The problem was that she’d ended their relationship at the exact moment the breh-hedden had kicked in.

What a nightmare the breh-hedden had proved to be. Marguerite was his breh, his bond-mate, the woman meant for him. She even carried a decadent rose scent that only he could detect. The urge to be near her, to protect her, to be joined to her in every way possible had overruled his common sense and even his duty as the leader of the Warriors of the Blood.
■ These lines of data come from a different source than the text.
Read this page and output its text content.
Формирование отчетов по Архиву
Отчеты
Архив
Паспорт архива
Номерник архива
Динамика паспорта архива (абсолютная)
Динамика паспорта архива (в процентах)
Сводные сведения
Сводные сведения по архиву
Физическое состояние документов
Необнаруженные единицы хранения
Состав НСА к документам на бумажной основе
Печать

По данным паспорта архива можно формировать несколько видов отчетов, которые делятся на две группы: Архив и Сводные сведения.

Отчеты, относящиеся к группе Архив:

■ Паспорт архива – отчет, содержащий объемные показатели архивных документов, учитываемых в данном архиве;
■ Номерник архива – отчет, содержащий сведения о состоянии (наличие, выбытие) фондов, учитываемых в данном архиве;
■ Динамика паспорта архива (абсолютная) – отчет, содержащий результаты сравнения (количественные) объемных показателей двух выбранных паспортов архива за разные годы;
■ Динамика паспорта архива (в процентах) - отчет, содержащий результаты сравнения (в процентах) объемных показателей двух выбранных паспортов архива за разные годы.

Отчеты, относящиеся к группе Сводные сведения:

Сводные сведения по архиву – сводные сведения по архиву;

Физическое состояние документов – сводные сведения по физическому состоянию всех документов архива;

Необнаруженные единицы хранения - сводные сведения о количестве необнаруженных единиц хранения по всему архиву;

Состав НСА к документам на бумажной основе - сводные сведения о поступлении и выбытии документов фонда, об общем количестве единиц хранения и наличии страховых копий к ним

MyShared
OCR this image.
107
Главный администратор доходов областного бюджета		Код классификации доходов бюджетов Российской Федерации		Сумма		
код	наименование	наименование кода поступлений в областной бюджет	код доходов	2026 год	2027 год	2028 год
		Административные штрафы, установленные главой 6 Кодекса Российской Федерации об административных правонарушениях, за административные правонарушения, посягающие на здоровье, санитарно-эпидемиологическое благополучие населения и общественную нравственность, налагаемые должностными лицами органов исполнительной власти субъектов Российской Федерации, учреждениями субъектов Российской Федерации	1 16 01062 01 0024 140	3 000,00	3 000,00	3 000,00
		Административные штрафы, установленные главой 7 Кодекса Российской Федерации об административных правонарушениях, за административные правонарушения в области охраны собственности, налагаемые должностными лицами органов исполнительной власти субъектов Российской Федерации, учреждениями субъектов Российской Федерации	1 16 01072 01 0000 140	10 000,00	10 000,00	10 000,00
That she also carried the red variety of obsidian flame power was just one more reason he’d felt compelled to follow her to Mortal Earth. Somehow he had to convince her to return with him to Second. So here he was, his back pinned to a goddamn wall in a stinking bar, and without a single clue as to how to convince her to come back with him.

He stared at the new Marguerite. She was as beautiful as ever, an almost perfectly oval face, strong arched brows, and large brown eyes, eyes he’d looked into ten thousand times while making love to her. She used to have really long straight brown hair that he would hold wrapped around his forearm when he took her from behind. Now she had short platinum-blond hair, white-blond, and blood-red fingernails about an inch long.

She sipped a very crimson cosmo, her current favorite drink, the same color as the lights flashing in his head. She had her elbow on the bar, her long nails flicking the feathered spikes of her hair.

The bastard next to her had his left knee about a millimeter away from hers. His eyelids lazed low.

Shit. Thorne knew exactly what that look meant: that the only thought running through the bastard’s head would be just how soon he could get this woman on her back, or settled on his hips and riding him hard. He shuddered through a few more deep breaths.

He wasn’t entirely to blame. The breh-hedden had him hooked in deep, forcing him to look at Marguerite not just as a woman but as his mate, his fucking mate. His mind swirled with a variety of impulses that kept shouting things like Use your fists and beat the shit out of that asshole or worse, Use your sword and take the smile off his face permanently.